People who like bathing in the sun could be warned when to take shelter in the shade thanks to a strip of plastic which changes colour just before exposure to too much UV light.
Researchers at Queen’s University Belfast developed an indicator, containing smart ink, which turns colourless from an initial blue to warn you when to stay out of the sun before you burn.
The plastic strip – worn as a bracelet – changes colour at a speed that depends on the wearer’s skin type and can be worn at the same time as sun lotion.
It is based on ‘photocatalysis’, a technology developed by researcher David Hazafy, who was awarded £85,000 as an engineering fellow to allow him to develop the research into products for commercial use.
Photocatalysists work by harvesting energy from ambient sunlight to drive successful chemical reactions, such as destroying bacteria or pollutants and changing the colour of dyes.

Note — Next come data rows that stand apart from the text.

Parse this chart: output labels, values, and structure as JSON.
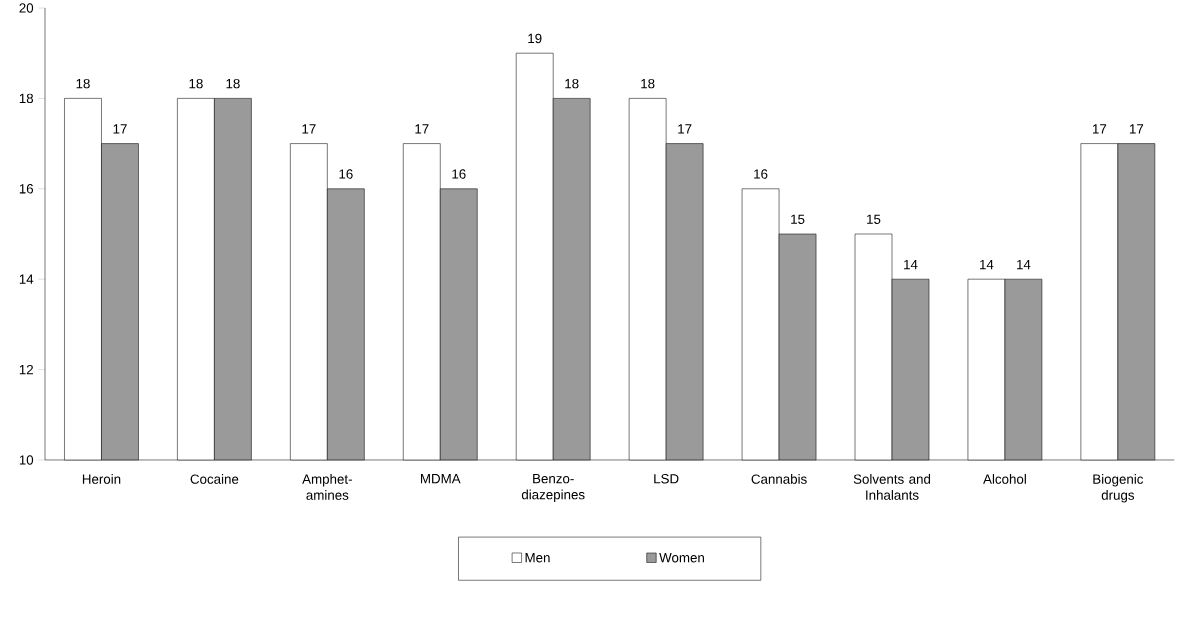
{
  "chart_data": {
    "type": "bar",
    "categories": [
      "Heroin",
      "Cocaine",
      "Amphet-amines",
      "MDMA",
      "Benzo-diazepines",
      "LSD",
      "Cannabis",
      "Solvents and Inhalants",
      "Alcohol",
      "Biogenic drugs"
    ],
    "series": [
      {
        "name": "Men",
        "color": "#ffffff",
        "values": [
          18,
          18,
          17,
          17,
          19,
          18,
          16,
          15,
          14,
          17
        ]
      },
      {
        "name": "Women",
        "color": "#9a9a9a",
        "values": [
          17,
          18,
          16,
          16,
          18,
          17,
          15,
          14,
          14,
          17
        ]
      }
    ],
    "ylim": [
      10,
      20
    ],
    "yticks": [
      10,
      12,
      14,
      16,
      18,
      20
    ],
    "data_labels": true,
    "grid": false,
    "legend": "bottom"
  }
}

Mr Hazafy said: “The sunburn indicator works by using a photocatalyst and a redox dye in which the former absorbs the ultraviolet light and uses its energy to drive the change in the colour of the dye.
“The sunlight, or the total UV component, is collected throughout the day so the user is aware of the total dose of the harmful irradiation received by the band and warned when it nears the level which causes sunburn.
Other photocatalyst-based technologies use the light-driven antibacterial plastic films in a range of materials including hospital curtains, flooring, tiles and glass, to create a more sterile, safer environment.